Le Ministère a transféré une grande partie de son travail de l’administration centrale aux régions, de sorte que les agents de programme et les gestionnaires locaux disposent d’une plus grande marge de manœuvre et d’un plus grand pouvoir discrétionnaire. Le but de cette mesure était de pouvoir adapter davantage l’administration des subventions et contributions aux conditions locales. Cependant, elle risque également de fragmenter la gestion des programmes et de rendre difficile une supervision uniforme. On a récemment reconnu qu’il fallait prendre des mesures supplémentaires pour gérer ce changement quand la Direction générale de l’investissement dans les ressources humaines a été scindée en deux ¾ une pour s’occuper des subventions et des contributions régies par l’administration centrale et une autre pour gérer celles des régions. Le Comité estime que l’équilibre n’a pas encore été atteint entre ces deux pôles. Par ailleurs, il s’interroge quant à savoir si la décentralisation n’a pas en fait entraîné un regroupement des programmes pour qu’ils soient administrés dans les bureaux régionaux, plutôt qu’à l’échelon local (c.-à-d. les centres des ressources humaines du Canada).

Nous recommandons :

17. Que le Ministère ne fasse pas marche arrière en matière de décentralisation des programmes de subventions et contributions vers les bureaux régionaux. La saine administration, la transparence et la responsabilisation constituent des objectifs qui peuvent et qui doivent être poursuivis dans les services régionaux et locaux, qui sont les plus aptes à répondre aux besoins locaux.

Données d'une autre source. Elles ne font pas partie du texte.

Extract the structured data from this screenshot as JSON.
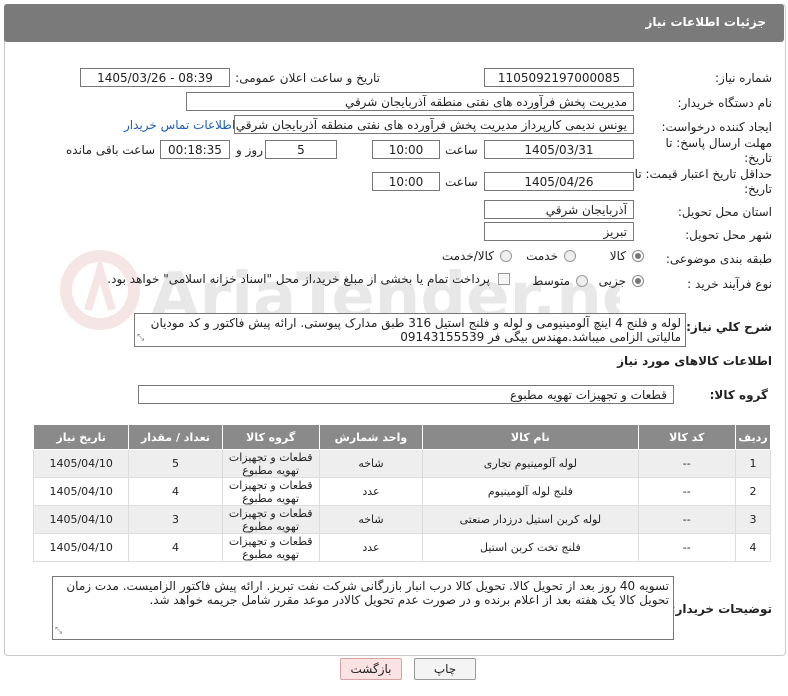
{
  "header": {
    "title": "جزئیات اطلاعات نیاز"
  },
  "fields": {
    "need_number_label": "شماره نیاز:",
    "need_number": "1105092197000085",
    "announce_label": "تاریخ و ساعت اعلان عمومی:",
    "announce_value": "1405/03/26 - 08:39",
    "buyer_label": "نام دستگاه خریدار:",
    "buyer_value": "مدیریت پخش فرآورده های نفتی منطقه آذربایجان شرقي",
    "creator_label": "ایجاد کننده درخواست:",
    "creator_value": "يونس نديمی كارپرداز مدیریت پخش فرآورده های نفتی منطقه آذربایجان شرقي",
    "contact_link": "اطلاعات تماس خریدار",
    "deadline_label": "مهلت ارسال پاسخ: تا تاریخ:",
    "deadline_date": "1405/03/31",
    "time_label": "ساعت",
    "deadline_time": "10:00",
    "days_value": "5",
    "days_label": "روز و",
    "remaining_time": "00:18:35",
    "remaining_label": "ساعت باقی مانده",
    "validity_label": "حداقل تاریخ اعتبار قیمت: تا تاریخ:",
    "validity_date": "1405/04/26",
    "validity_time": "10:00",
    "province_label": "استان محل تحویل:",
    "province_value": "آذربایجان شرقي",
    "city_label": "شهر محل تحویل:",
    "city_value": "تبریز",
    "category_label": "طبقه بندی موضوعی:",
    "category_options": [
      "کالا",
      "خدمت",
      "کالا/خدمت"
    ],
    "category_selected": "کالا",
    "process_label": "نوع فرآیند خرید :",
    "process_options": [
      "جزیی",
      "متوسط"
    ],
    "process_selected": "جزیی",
    "payment_note": "پرداخت تمام یا بخشی از مبلغ خرید،از محل \"اسناد خزانه اسلامی\" خواهد بود."
  },
  "description": {
    "label": "شرح کلي نياز:",
    "text": "لوله و فلنج 4 اینچ آلومینیومی و لوله و فلنج استیل 316 طبق مدارک پیوستی. ارائه پیش فاکتور و کد مودیان مالیاتی الزامی میباشد.مهندس بیگی فر 09143155539"
  },
  "goods": {
    "section_title": "اطلاعات کالاهای مورد نياز",
    "group_label": "گروه کالا:",
    "group_value": "قطعات و تجهیزات تهویه مطبوع",
    "columns": [
      "رديف",
      "کد کالا",
      "نام کالا",
      "واحد شمارش",
      "گروه کالا",
      "تعداد / مقدار",
      "تاريخ نياز"
    ],
    "rows": [
      {
        "idx": "1",
        "code": "--",
        "name": "لوله آلومینیوم تجاری",
        "unit": "شاخه",
        "group": "قطعات و تجهيزات تهويه مطبوع",
        "qty": "5",
        "date": "1405/04/10"
      },
      {
        "idx": "2",
        "code": "--",
        "name": "فلنج لوله آلومينيوم",
        "unit": "عدد",
        "group": "قطعات و تجهيزات تهويه مطبوع",
        "qty": "4",
        "date": "1405/04/10"
      },
      {
        "idx": "3",
        "code": "--",
        "name": "لوله کربن استیل درزدار صنعتی",
        "unit": "شاخه",
        "group": "قطعات و تجهيزات تهويه مطبوع",
        "qty": "3",
        "date": "1405/04/10"
      },
      {
        "idx": "4",
        "code": "--",
        "name": "فلنج تخت کربن استیل",
        "unit": "عدد",
        "group": "قطعات و تجهيزات تهويه مطبوع",
        "qty": "4",
        "date": "1405/04/10"
      }
    ]
  },
  "buyer_notes": {
    "label": "توضیحات خریدار:",
    "text": "تسویه 40 روز بعد از تحویل کالا. تحویل کالا درب انبار بازرگانی شرکت نفت تبریز. ارائه پیش فاکتور الزامیست. مدت زمان تحویل کالا یک هفته بعد از اعلام برنده و در صورت عدم تحویل کالادر موعد مقرر شامل جریمه خواهد شد."
  },
  "buttons": {
    "print": "چاپ",
    "back": "بازگشت"
  },
  "watermark": {
    "text": "AriaTender.net"
  },
  "colors": {
    "header_bg": "#7a7a7a",
    "table_header_bg": "#8a8a8a",
    "back_button_bg": "#fbe3e3",
    "link": "#1a5fb4"
  }
}
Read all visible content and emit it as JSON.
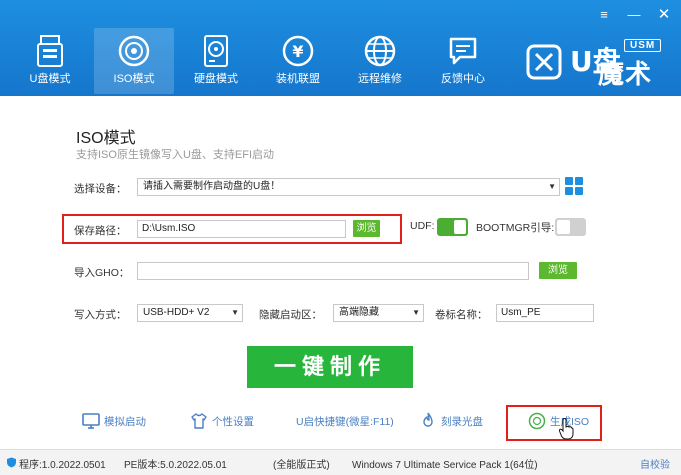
{
  "window": {
    "menu_icon": "≡",
    "minimize_icon": "—",
    "close_icon": "✕"
  },
  "nav": [
    {
      "label": "U盘模式",
      "icon": "usb-drive-icon"
    },
    {
      "label": "ISO模式",
      "icon": "disc-icon"
    },
    {
      "label": "硬盘模式",
      "icon": "hard-disk-icon"
    },
    {
      "label": "装机联盟",
      "icon": "yuan-coin-icon"
    },
    {
      "label": "远程维修",
      "icon": "globe-icon"
    },
    {
      "label": "反馈中心",
      "icon": "chat-icon"
    }
  ],
  "logo": {
    "u_text": "U盘",
    "badge": "USM",
    "name": "魔术师"
  },
  "page": {
    "title": "ISO模式",
    "subtitle": "支持ISO原生镜像写入U盘、支持EFI启动"
  },
  "device": {
    "label": "选择设备：",
    "value": "请插入需要制作启动盘的U盘！"
  },
  "save_path": {
    "label": "保存路径：",
    "value": "D:\\Usm.ISO",
    "browse": "浏览"
  },
  "udf": {
    "label": "UDF:",
    "state": "on"
  },
  "bootmgr": {
    "label": "BOOTMGR引导:",
    "state": "off"
  },
  "gho": {
    "label": "导入GHO：",
    "value": "",
    "browse": "浏览"
  },
  "write_mode": {
    "label": "写入方式：",
    "value": "USB-HDD+ V2"
  },
  "hide_partition": {
    "label": "隐藏启动区：",
    "value": "高端隐藏"
  },
  "volume_label": {
    "label": "卷标名称：",
    "value": "Usm_PE"
  },
  "make_button": "一键制作",
  "tools": [
    {
      "label": "模拟启动",
      "icon": "monitor-icon"
    },
    {
      "label": "个性设置",
      "icon": "tshirt-icon"
    },
    {
      "label": "U启快捷键(微星:F11)",
      "icon": ""
    },
    {
      "label": "刻录光盘",
      "icon": "flame-icon"
    },
    {
      "label": "生成ISO",
      "icon": "disc-icon"
    }
  ],
  "footer": {
    "program_version": "程序:1.0.2022.0501",
    "pe_version": "PE版本:5.0.2022.05.01",
    "edition": "(全能版正式)",
    "os": "Windows 7 Ultimate Service Pack 1(64位)",
    "self_check": "自校验"
  },
  "colors": {
    "header": "#1576cc",
    "accent_green": "#27b53c",
    "highlight_red": "#e0201a",
    "link_blue": "#4a7fc2"
  }
}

18. Que le Ministère veille à ce que les organisations reçoivent rapidement les fonds consentis dans le cadre d’un accord de subvention ou de contribution. Il doit éviter de réagir de manière excessive aux lacunes révélées par la vérification interne de 1999, en augmentant les formalités administratives.

19. Que le Ministère renforce ses structures internes de rapports et de supervision afin que la délégation de l’administration aux bureaux régionaux et à l’administration centrale soit assortie de mesures appropriées garantissant la reddition de comptes.

20. Que d’ici le 1er juin 2001, le Ministère fasse rapport au Comité permanent des mesures prises pour atteindre un juste équilibre entre la décentralisation, la souplesse et le contrôle.